Large Language Models as Tool Makers
- URL: http://arxiv.org/abs/2305.17126v2
- Date: Mon, 11 Mar 2024 01:15:09 GMT
- Title: Large Language Models as Tool Makers
- Authors: Tianle Cai, Xuezhi Wang, Tengyu Ma, Xinyun Chen, Denny Zhou
- Abstract summary: We introduce a closed-loop framework, referred to as LLMs A s Tool Makers (LATM), where LLMs create their own reusable tools for problem-solving.
Our approach consists of two phases: 1) tool making: an LLM acts as the tool maker that crafts tools for a set of tasks. 2) tool using: another LLM acts as the tool user, which applies the tool built by the tool maker for problem-solving.
- Score: 85.00361145117293
- License: http://creativecommons.org/licenses/by/4.0/
- Abstract: Recent research has highlighted the potential of large language models (LLMs)

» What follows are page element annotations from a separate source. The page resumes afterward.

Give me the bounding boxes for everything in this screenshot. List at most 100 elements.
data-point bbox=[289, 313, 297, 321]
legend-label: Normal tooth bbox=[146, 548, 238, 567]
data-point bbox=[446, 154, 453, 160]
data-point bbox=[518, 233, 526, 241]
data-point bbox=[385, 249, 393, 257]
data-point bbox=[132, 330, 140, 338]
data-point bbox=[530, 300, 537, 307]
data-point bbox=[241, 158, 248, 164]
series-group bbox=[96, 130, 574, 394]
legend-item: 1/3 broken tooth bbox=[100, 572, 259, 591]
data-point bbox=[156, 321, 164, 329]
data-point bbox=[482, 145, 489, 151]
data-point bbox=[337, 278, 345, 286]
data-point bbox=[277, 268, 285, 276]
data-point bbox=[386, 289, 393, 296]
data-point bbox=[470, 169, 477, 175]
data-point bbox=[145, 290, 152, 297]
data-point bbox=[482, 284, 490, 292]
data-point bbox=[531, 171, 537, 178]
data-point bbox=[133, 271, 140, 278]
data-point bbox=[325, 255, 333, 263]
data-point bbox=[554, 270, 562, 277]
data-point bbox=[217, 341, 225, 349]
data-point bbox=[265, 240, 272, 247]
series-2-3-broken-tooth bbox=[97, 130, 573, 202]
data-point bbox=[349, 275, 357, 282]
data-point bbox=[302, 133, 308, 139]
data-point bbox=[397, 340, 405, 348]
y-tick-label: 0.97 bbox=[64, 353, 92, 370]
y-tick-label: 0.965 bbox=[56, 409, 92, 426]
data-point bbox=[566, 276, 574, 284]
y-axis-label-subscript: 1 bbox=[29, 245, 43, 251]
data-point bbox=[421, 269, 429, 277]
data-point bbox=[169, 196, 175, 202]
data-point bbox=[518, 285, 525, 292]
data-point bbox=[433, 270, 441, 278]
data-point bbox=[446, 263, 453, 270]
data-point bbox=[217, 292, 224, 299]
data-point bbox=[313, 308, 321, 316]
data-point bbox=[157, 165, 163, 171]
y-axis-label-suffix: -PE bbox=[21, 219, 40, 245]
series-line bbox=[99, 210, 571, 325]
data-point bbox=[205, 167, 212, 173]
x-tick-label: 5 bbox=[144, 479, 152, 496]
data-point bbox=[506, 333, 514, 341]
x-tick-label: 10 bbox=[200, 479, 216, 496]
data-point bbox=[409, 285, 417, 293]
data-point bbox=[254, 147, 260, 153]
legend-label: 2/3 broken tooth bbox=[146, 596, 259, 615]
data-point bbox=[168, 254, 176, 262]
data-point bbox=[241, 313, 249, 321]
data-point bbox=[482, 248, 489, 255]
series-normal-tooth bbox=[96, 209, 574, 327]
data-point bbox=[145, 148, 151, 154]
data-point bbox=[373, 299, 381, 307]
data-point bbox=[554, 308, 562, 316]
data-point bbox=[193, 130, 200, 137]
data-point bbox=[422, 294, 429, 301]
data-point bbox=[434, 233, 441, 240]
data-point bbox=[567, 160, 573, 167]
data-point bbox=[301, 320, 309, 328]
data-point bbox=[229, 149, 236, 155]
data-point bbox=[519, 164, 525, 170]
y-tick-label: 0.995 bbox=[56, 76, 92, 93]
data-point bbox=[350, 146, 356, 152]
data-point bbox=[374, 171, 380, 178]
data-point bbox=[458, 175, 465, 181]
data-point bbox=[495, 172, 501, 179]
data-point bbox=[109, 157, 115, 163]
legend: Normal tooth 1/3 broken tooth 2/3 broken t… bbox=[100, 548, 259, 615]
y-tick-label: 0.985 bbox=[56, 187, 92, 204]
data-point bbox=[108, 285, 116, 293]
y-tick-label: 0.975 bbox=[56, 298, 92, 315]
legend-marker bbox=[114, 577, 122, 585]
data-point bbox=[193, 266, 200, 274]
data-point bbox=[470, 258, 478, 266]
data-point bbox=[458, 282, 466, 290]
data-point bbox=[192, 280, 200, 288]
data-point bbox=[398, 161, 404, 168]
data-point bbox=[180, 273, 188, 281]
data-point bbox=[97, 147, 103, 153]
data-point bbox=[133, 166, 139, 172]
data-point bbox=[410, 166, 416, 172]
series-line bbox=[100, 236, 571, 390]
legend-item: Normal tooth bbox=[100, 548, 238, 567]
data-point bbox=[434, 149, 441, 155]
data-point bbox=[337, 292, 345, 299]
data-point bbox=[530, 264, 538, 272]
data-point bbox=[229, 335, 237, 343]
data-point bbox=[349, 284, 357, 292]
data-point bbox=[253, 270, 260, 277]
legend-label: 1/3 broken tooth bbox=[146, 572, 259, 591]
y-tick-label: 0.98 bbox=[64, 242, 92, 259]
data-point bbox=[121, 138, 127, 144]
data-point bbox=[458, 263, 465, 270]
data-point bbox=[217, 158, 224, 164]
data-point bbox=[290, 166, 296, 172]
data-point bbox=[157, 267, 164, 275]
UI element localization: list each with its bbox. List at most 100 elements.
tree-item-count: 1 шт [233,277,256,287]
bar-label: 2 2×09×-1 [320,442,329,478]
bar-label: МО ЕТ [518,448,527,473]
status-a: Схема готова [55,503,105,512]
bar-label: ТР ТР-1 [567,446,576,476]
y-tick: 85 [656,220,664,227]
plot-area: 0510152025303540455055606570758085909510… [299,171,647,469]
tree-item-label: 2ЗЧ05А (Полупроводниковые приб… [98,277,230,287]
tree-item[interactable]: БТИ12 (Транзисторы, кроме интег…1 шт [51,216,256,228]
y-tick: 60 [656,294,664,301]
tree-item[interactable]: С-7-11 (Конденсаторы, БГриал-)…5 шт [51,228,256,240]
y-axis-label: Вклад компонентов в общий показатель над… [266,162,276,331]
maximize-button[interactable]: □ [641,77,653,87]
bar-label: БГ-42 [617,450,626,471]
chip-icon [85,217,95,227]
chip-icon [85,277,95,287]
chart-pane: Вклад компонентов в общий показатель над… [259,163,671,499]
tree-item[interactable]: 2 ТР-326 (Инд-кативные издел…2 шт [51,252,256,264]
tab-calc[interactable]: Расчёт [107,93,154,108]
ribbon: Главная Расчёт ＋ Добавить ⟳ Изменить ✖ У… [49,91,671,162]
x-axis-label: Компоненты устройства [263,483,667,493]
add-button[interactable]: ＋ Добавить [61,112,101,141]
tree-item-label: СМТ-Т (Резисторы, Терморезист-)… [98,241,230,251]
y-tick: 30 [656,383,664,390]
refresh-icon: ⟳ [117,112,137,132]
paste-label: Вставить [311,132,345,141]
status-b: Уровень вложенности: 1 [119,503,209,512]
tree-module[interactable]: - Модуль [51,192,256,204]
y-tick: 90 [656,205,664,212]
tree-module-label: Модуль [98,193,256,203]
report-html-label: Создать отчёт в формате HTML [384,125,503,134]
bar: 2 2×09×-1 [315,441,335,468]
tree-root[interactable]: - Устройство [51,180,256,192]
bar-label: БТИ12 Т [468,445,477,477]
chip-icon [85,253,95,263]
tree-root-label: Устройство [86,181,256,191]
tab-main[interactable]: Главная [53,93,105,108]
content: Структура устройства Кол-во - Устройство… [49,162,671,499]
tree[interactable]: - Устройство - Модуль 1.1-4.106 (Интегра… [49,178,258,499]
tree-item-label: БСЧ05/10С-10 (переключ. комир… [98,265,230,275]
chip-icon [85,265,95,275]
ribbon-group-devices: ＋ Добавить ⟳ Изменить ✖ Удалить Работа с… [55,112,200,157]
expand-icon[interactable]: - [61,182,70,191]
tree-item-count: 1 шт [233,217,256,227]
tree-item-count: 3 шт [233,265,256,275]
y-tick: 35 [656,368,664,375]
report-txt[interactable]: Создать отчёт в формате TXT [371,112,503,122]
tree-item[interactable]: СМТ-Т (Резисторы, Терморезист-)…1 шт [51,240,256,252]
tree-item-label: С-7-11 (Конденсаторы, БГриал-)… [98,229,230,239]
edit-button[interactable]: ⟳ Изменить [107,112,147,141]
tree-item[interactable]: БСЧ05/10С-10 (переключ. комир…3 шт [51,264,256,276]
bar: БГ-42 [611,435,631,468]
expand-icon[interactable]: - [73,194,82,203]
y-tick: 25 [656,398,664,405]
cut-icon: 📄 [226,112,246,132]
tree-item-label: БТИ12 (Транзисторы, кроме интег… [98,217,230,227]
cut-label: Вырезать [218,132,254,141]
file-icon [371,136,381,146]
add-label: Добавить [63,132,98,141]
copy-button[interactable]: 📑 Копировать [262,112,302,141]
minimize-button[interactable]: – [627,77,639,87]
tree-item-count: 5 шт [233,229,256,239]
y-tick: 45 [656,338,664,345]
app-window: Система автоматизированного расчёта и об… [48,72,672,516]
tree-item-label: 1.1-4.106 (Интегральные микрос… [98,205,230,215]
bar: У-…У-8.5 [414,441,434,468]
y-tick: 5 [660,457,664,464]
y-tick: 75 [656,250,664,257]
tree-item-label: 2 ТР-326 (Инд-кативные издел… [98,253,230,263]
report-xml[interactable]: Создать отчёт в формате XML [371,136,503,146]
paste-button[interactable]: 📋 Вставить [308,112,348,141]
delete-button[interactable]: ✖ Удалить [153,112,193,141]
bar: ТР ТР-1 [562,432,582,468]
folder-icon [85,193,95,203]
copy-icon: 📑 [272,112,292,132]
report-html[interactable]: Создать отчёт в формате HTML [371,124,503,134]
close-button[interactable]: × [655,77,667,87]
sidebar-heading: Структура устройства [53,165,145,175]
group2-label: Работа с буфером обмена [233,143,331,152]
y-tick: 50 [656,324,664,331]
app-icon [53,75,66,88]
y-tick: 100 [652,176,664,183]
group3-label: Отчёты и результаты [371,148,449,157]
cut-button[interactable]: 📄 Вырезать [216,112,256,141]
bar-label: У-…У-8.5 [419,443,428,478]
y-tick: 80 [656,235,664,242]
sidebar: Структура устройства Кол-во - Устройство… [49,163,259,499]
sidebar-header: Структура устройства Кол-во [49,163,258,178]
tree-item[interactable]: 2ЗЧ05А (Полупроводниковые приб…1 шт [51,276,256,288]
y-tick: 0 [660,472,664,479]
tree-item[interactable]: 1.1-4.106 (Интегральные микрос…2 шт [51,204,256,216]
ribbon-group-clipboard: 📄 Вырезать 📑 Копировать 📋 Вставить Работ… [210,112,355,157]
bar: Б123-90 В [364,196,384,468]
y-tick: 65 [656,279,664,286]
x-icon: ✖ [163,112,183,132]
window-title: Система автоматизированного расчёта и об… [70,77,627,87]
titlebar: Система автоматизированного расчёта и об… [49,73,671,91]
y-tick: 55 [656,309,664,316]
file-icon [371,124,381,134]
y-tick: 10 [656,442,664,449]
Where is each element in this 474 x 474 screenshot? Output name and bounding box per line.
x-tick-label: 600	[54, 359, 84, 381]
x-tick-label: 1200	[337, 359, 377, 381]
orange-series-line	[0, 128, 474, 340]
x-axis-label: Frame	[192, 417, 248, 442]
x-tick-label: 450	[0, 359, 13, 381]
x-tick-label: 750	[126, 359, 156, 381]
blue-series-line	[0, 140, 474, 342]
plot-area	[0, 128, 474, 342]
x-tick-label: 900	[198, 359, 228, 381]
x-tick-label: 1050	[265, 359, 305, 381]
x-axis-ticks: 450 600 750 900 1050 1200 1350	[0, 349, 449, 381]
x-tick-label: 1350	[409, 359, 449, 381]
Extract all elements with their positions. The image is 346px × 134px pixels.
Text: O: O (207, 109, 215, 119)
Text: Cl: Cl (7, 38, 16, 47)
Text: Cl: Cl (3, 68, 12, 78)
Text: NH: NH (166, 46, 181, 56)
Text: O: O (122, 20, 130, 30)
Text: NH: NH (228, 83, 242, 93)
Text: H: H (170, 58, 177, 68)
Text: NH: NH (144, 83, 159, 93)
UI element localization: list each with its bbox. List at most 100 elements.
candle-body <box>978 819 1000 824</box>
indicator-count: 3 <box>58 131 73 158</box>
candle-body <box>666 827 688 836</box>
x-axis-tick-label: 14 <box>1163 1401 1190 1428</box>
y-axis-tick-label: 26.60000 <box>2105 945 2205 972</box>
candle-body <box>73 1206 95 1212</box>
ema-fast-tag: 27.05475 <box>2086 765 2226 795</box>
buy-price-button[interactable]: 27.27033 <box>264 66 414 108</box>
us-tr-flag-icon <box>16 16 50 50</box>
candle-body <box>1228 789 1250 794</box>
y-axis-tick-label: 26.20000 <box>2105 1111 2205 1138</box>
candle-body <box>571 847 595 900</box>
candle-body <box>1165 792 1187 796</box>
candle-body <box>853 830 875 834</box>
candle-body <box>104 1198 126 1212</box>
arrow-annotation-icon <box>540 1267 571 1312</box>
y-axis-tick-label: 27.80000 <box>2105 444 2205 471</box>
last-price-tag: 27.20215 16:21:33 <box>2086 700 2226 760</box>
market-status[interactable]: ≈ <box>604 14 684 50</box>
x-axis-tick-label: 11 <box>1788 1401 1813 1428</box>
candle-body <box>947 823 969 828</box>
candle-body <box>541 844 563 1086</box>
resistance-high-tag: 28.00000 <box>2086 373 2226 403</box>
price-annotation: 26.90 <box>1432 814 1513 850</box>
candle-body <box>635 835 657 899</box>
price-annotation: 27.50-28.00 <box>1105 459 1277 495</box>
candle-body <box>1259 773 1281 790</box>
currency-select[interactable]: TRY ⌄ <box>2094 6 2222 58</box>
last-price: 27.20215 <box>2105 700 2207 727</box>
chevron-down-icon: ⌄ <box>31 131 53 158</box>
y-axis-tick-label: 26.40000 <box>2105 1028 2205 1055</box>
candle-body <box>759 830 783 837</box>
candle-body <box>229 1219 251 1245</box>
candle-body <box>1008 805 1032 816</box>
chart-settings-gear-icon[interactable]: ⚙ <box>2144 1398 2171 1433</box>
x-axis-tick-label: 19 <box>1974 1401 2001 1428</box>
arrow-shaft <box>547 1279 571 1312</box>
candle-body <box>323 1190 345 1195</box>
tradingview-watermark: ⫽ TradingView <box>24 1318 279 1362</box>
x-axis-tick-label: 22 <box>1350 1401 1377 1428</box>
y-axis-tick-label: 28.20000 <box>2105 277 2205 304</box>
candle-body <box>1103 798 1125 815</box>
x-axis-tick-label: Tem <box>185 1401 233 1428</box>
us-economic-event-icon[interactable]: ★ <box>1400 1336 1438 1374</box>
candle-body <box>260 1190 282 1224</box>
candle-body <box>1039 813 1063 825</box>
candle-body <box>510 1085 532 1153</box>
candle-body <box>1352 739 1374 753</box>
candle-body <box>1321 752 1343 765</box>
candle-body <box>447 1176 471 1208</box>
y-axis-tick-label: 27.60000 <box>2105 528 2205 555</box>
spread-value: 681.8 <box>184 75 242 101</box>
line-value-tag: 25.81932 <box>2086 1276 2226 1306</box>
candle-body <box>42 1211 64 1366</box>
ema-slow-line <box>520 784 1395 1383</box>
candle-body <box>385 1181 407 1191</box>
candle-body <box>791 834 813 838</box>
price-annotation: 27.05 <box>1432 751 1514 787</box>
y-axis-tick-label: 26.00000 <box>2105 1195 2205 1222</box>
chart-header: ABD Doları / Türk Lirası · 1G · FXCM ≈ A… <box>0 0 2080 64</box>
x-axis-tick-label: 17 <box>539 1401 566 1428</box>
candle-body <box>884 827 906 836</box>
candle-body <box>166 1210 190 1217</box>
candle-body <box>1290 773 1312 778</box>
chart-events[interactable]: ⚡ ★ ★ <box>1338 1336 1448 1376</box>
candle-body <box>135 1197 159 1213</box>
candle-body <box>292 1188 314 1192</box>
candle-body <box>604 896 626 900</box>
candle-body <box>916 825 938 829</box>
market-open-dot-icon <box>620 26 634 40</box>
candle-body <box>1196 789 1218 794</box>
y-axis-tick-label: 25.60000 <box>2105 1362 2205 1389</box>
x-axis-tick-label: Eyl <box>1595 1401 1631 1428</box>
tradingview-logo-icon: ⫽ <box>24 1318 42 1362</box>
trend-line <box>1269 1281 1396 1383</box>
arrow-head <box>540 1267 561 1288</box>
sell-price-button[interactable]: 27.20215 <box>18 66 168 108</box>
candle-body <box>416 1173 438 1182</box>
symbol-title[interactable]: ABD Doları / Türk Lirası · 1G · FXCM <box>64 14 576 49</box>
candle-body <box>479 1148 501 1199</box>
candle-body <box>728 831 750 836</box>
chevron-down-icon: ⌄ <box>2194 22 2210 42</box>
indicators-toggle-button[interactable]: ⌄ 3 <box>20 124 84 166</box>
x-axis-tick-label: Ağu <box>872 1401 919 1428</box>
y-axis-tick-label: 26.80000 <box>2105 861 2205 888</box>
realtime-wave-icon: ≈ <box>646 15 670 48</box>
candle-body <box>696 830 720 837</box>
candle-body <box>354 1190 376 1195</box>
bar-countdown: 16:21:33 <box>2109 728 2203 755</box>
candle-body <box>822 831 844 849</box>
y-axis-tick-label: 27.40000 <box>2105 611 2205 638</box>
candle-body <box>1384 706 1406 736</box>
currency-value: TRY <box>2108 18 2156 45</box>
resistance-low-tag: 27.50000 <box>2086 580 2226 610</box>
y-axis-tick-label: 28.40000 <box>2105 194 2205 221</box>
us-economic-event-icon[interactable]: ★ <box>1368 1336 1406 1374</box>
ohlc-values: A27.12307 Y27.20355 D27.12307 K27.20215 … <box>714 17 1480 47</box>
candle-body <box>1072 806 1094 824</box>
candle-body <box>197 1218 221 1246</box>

to improve their problem-solving capabilities with the aid of suitable external
tools. In our work, we further advance this concept by introducing a
closed-loop framework, referred to as LLMs A s Tool Makers (LATM), where LLMs
create their own reusable tools for problem-solving. Our approach consists of
two phases: 1) tool making: an LLM acts as the tool maker that crafts tools for
a set of tasks. 2) tool using: another LLM acts as the tool user, which applies
the tool built by the tool maker for problem-solving. On the problem-solving
server side, tool-making enables continual tool generation and caching as new
requests emerge. This framework enables subsequent requests to access cached
tools via their corresponding APIs, enhancing the efficiency of task
resolution. Recognizing that tool-making requires more sophisticated
capabilities, we assign this task to a powerful, albeit resource-intensive,
model. Conversely, the simpler tool-using phase is delegated to a lightweight
model. This strategic division of labor allows the once-off cost of tool-making
to be spread over multiple instances of tool-using, significantly reducing
average costs while maintaining strong performance. Furthermore, our method
offers a functional cache through the caching and reuse of tools, which stores
the functionality of a class of requests instead of the natural language
responses from LLMs, thus extending the applicability of the conventional cache
mechanism. We evaluate our approach across various complex reasoning tasks,
including Big-Bench tasks. With GPT-4 as the tool maker and GPT-3.5 as the tool
user, LATM demonstrates performance equivalent to using GPT-4 for both roles,
but with a significantly reduced inference cost.